On the list of any major artists deserving of a filmic tribute that’s more impressionistic and idea-filled, rather than fact-filled and locked into the rules of the biopic, the late, great German choreographer Pina Bausch ranks highly. And that’s just what German director Wim Wenders has pulled off with Pina, his bedazzling film “for” Bausch, who died in 2009, during the production of this film. While we may, in fact, wish for more details about Bausch, especially given this rare public forum for a legend from the relatively esoteric world of dance, we have to admire the filmmaker’s insistence on looking mainly at the art and not the artist. But an implicit point of Pina is that the artist’s exploratory spirit emerges through the art.

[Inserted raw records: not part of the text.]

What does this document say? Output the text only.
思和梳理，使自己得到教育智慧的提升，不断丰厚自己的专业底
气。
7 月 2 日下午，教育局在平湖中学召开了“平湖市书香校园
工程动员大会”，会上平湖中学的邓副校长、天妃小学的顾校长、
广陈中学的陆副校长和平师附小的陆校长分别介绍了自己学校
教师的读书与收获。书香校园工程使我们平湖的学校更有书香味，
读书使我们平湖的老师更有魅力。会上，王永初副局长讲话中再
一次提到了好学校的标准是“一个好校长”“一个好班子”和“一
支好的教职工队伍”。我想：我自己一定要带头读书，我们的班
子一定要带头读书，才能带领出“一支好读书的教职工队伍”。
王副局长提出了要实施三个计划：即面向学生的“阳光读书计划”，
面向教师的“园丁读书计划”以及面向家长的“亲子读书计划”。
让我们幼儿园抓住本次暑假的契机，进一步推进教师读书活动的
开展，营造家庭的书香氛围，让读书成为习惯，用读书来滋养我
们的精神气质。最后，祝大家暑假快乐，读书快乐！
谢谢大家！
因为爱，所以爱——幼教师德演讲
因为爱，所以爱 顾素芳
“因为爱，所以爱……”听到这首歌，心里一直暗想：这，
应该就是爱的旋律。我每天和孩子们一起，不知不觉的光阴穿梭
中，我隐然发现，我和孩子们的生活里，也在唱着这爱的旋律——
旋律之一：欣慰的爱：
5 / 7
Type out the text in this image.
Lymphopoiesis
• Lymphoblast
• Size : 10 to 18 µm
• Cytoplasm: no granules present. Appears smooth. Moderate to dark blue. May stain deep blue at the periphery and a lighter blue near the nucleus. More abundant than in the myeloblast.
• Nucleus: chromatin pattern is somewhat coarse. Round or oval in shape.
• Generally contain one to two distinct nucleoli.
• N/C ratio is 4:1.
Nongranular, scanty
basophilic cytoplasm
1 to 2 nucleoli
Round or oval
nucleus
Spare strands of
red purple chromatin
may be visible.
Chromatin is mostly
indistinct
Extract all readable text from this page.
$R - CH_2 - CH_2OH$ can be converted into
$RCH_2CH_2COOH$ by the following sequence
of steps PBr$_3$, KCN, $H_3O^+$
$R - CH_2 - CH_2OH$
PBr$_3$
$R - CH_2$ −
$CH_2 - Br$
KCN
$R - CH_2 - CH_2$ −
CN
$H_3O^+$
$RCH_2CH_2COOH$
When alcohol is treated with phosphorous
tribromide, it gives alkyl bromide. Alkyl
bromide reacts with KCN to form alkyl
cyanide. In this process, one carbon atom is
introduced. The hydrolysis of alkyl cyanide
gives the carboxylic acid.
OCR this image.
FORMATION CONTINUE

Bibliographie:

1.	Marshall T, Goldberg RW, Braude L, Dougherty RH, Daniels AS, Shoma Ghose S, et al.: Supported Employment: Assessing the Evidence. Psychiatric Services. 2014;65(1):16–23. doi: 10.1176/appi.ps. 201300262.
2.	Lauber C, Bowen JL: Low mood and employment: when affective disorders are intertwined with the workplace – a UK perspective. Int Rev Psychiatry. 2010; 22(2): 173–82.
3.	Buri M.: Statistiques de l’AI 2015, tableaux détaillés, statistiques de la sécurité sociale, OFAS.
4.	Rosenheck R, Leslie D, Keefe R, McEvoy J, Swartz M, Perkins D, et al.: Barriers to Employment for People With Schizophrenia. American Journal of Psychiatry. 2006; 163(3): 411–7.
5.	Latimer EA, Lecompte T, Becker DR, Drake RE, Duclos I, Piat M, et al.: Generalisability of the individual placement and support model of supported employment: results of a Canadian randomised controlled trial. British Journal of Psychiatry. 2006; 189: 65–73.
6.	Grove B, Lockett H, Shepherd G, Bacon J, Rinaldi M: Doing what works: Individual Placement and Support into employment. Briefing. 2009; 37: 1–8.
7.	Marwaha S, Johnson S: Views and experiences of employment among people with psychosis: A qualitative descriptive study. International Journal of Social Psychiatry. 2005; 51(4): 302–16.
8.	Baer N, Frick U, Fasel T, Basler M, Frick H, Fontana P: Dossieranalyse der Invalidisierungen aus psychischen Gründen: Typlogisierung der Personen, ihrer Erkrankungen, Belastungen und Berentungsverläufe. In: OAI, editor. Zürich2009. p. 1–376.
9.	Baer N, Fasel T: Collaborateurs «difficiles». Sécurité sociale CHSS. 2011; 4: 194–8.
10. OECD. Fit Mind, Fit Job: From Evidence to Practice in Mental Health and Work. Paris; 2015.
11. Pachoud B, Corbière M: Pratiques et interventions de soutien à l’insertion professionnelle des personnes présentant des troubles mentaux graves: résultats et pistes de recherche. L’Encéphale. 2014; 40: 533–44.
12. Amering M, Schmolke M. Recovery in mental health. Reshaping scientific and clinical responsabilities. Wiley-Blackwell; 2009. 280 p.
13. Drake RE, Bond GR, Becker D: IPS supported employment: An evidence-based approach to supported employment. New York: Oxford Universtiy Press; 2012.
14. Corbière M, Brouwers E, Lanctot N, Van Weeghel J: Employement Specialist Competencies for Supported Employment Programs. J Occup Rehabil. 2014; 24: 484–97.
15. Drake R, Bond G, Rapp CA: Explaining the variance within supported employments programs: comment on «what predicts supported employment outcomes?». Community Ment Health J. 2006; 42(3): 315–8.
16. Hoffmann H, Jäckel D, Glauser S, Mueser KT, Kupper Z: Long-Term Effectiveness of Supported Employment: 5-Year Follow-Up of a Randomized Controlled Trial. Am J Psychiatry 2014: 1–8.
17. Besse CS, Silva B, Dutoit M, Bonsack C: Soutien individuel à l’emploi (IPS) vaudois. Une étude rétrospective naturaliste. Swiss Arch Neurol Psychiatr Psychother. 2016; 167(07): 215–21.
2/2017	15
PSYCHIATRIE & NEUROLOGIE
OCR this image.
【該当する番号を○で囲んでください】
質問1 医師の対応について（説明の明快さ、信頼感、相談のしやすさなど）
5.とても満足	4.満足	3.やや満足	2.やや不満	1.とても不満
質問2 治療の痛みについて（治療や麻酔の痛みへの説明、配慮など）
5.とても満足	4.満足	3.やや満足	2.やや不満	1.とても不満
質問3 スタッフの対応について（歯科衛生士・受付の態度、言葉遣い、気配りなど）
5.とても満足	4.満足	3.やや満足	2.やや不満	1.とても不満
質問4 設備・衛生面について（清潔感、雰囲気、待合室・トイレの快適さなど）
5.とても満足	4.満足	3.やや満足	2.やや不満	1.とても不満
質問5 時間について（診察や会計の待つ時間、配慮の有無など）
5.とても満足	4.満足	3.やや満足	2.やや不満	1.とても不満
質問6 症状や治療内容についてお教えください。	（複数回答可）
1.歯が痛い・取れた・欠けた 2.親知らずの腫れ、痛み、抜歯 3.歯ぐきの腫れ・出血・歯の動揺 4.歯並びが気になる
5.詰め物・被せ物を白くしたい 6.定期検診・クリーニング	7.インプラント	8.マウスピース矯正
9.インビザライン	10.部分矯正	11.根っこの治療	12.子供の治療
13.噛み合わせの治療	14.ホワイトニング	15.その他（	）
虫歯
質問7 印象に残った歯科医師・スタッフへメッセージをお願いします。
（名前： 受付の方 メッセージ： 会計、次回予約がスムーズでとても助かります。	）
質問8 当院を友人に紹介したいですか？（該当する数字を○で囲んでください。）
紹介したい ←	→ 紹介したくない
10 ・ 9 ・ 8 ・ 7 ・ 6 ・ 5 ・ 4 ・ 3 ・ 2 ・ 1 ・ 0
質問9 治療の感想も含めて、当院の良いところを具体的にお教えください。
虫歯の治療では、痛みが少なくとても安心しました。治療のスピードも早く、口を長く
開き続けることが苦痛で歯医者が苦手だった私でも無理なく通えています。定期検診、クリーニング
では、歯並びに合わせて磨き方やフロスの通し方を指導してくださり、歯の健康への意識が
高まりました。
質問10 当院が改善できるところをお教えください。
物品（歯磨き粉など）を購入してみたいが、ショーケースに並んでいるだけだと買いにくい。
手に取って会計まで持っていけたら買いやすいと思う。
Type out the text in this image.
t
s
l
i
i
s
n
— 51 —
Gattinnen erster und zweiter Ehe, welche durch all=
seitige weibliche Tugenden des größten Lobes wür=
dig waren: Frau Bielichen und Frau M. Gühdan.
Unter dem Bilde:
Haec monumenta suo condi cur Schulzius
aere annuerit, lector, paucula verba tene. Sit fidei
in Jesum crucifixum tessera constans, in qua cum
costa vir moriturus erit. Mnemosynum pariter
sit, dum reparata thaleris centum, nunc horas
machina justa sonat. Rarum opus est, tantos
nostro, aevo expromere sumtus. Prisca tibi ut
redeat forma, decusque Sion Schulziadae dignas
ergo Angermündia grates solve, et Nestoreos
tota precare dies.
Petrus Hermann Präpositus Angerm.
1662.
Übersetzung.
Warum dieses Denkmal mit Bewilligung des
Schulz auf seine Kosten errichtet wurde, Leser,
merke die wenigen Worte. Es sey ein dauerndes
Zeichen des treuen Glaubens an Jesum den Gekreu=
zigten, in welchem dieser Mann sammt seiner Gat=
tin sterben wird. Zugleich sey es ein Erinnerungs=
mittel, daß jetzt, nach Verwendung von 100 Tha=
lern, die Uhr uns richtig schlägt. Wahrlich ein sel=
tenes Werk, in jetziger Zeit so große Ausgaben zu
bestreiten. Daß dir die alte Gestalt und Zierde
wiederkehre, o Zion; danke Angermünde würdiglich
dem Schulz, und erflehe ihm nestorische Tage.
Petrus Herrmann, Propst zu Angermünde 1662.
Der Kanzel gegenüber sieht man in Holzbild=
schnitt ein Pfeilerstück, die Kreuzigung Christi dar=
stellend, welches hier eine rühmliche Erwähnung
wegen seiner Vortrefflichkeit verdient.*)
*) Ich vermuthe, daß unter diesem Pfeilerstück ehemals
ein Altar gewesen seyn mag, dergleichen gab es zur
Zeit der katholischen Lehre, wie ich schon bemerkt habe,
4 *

Wenders, who has done his finest work in years here, has also made a bold artistic argument for the expressive power of 3-D, alongside Martin Scorsese with his multidimensional Hugo. Dances and dancers come alive and interact with cinematographer Hélène Louvart’s engaging visualizing of Bausch’s visions, both onstage and out in the “outside” world, blurring the boundary of art and life quite nicely.

It begins powerfully, with Bausch’s striking invention for Stravinsky’s Le sacre du printemps for dancers on a dirt-filled stage, blending modernity and ritualism in a stunning way. (Unfortunately, from a musical angle, starting with Stravinsky’s masterpiece leaves the soundtrack with nowhere to go but down, and the musical aspect tends to be decorative and shallow, in stark contrast to the ripe creativity of the dance.) Dancers do their elegant and primal work on elevated trains and on the streets of Bausch’s home base of Wuppertal, Germany, and bring aesthetics into nature, while investigating the choreographer’s interest in bringing essential nature into her art. The film also showcases individual members of the legendary Bausch troupe, who offer testimonials to the visionary pulling the strings and devising the choreographic contexts.

Overall, Wenders’s Pina is a stirring piece of work, befitting an obsessive iconoclast whose maxim could be applied to her own artistic voice and other matters of art and living: “Dance, dance. Otherwise, we are lost.”